Cuando por fin nos detuvimos, porque nos ganaba ya el agotamiento, vimos al fin las ventanas tras las que podía apreciarse buena parte de la ciudad. Ya era de noche. Muy seria, sin ceremonias ni cambiar el hostil desdén con el que me habías tratado desde hacía meses, te levantaste a vestirte y dijiste que era hora de que me fuera y me miraste con extrema dureza esperando que cumpliera lo que no era un deseo sino una orden. Sonreí. Cuadraba con toda la escena. Era lo único coherente, lo único que tenía sentido. Al menos tuve el buen tino de no decirte, en medio del delirio compartido que acabábamos de vivir, que te amaba, que estaba perdida y locamente enamorado de ti, aunque no hay manera de que no te hayas dado cuenta desde antes.

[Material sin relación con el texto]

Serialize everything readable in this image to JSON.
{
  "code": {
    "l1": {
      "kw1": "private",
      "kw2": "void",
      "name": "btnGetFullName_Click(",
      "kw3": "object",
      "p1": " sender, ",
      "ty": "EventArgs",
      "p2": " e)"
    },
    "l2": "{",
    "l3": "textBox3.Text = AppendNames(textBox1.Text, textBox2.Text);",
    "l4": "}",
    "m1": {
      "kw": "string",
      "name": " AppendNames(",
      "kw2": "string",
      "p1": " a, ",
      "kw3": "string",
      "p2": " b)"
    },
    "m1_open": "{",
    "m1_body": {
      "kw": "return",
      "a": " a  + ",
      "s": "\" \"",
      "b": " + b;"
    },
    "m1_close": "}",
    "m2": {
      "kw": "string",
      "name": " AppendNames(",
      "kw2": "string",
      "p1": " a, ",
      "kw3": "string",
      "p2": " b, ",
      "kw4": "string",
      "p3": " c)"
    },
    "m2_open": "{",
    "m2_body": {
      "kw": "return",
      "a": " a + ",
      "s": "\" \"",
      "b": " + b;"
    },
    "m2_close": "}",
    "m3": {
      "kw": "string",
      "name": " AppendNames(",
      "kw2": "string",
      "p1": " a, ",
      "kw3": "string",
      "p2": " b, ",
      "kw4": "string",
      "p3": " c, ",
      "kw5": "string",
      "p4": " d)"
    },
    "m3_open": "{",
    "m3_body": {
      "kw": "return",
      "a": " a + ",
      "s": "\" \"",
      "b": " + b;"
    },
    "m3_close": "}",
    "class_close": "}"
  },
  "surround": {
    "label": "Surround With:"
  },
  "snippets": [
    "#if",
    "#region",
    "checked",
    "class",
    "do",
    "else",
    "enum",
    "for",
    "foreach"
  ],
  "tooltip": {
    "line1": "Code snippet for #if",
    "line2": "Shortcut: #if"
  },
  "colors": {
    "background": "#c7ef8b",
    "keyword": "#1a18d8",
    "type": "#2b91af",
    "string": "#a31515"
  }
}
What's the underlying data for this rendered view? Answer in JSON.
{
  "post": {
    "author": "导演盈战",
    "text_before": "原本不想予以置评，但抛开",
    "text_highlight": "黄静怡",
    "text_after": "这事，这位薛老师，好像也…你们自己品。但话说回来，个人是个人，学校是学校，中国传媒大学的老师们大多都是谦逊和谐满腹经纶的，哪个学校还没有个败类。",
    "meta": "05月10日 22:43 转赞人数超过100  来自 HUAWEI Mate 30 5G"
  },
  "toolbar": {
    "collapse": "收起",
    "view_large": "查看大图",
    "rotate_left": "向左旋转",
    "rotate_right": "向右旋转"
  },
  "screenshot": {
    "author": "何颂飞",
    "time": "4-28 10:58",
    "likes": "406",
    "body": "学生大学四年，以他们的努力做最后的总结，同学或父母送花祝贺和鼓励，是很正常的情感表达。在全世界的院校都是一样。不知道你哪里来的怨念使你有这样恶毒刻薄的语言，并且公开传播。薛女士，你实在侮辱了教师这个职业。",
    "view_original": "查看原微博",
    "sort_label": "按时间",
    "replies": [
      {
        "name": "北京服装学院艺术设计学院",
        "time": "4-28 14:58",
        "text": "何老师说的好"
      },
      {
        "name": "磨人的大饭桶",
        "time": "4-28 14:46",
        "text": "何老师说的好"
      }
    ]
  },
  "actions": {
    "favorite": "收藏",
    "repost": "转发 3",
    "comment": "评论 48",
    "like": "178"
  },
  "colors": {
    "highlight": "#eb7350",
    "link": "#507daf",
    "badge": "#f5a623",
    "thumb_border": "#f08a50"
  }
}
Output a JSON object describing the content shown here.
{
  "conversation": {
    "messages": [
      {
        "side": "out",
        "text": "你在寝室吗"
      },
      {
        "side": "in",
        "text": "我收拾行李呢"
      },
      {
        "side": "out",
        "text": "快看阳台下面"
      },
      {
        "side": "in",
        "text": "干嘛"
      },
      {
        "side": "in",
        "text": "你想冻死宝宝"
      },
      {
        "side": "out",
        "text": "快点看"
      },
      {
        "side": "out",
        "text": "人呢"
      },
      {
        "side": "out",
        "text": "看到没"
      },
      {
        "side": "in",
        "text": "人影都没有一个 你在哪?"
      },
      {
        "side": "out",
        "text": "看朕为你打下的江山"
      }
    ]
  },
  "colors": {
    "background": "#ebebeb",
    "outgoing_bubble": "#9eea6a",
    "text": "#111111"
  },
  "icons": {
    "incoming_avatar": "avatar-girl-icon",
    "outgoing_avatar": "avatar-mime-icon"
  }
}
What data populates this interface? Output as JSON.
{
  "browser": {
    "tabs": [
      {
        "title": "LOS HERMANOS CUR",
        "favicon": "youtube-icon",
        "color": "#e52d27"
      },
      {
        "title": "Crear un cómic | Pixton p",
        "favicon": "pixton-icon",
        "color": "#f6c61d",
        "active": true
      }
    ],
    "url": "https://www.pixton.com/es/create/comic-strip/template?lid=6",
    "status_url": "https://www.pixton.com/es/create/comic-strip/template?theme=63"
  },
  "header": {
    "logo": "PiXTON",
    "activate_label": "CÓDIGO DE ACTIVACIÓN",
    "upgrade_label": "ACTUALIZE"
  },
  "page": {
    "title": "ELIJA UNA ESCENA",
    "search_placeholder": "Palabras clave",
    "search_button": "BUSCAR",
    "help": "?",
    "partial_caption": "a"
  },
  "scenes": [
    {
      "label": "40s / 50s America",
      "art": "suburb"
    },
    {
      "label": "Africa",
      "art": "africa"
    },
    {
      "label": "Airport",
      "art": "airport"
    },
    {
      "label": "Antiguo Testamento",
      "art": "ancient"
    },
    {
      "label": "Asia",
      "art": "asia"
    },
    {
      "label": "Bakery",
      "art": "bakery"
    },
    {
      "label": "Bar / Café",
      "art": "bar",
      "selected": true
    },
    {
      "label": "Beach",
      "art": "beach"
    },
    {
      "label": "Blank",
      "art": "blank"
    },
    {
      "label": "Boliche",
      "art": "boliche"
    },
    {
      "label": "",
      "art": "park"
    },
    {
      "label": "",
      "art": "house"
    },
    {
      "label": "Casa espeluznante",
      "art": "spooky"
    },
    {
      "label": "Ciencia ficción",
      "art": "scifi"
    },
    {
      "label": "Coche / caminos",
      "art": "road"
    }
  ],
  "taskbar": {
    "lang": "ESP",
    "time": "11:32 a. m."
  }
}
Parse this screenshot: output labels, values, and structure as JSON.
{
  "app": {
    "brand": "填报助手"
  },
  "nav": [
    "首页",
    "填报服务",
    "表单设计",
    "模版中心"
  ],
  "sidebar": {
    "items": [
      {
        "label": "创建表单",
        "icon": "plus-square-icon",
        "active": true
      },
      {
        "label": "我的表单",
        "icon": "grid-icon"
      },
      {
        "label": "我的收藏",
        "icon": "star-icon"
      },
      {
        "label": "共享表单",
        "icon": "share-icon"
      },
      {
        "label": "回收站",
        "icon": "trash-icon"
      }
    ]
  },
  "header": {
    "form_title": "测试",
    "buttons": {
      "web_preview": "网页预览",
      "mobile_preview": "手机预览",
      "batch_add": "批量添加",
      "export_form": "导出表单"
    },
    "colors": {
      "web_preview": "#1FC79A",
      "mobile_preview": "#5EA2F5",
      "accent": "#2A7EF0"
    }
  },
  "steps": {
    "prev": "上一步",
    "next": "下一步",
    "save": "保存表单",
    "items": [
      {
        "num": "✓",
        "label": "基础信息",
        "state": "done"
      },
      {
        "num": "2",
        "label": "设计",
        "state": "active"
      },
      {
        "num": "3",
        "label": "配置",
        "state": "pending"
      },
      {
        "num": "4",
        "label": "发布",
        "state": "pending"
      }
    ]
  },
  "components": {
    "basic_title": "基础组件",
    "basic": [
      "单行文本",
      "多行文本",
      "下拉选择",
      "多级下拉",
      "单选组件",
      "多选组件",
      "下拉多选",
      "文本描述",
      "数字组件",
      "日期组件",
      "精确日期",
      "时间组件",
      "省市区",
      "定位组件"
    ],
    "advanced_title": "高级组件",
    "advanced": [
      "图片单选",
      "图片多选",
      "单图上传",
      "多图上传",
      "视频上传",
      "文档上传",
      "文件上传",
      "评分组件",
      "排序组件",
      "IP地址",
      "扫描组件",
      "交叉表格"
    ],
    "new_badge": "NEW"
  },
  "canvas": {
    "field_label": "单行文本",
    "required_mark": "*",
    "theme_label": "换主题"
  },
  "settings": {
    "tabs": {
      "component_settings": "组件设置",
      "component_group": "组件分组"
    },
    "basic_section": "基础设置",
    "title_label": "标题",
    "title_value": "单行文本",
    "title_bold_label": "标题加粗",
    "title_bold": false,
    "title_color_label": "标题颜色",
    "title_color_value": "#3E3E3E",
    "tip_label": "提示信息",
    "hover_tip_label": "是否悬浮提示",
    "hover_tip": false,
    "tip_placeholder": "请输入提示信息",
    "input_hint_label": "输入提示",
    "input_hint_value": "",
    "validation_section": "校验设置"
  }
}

Después, mucho tiempo después, comprendí que también te habías enamorado de mi, pero como eso no estaba en tus planes, montabas en cólera. Eras feliz de ligue en ligue, de acostón en acostón, una verga luego de otra, hola y adiós, lo que te gustaba eran las relaciones superficiales, de plástico, dicho por ti misma. No querías ni necesitabas enamorarte y menos de un pelagatos como yo. Pero sucedió. A partir de ese instante, ninguno de los dos supo qué hacer, ninguno quiso retroceder pero tampoco supimos avanzar; tu cuantiosa fortuna me agobiaba y mi falta de recursos te horrorizaba y el peso de eso, mas la presión social, decidió más que cualquier otra cosa que antes nos hubiera unido de alguna manera. Tardé en comprender que los amores desgraciados son una verdadera banalidad y no la tragedia inconmensurable que suponemos. Ignoro si soy uno de tus secretos mejor guardados o soy la confesión que a muy poca gente le has hecho.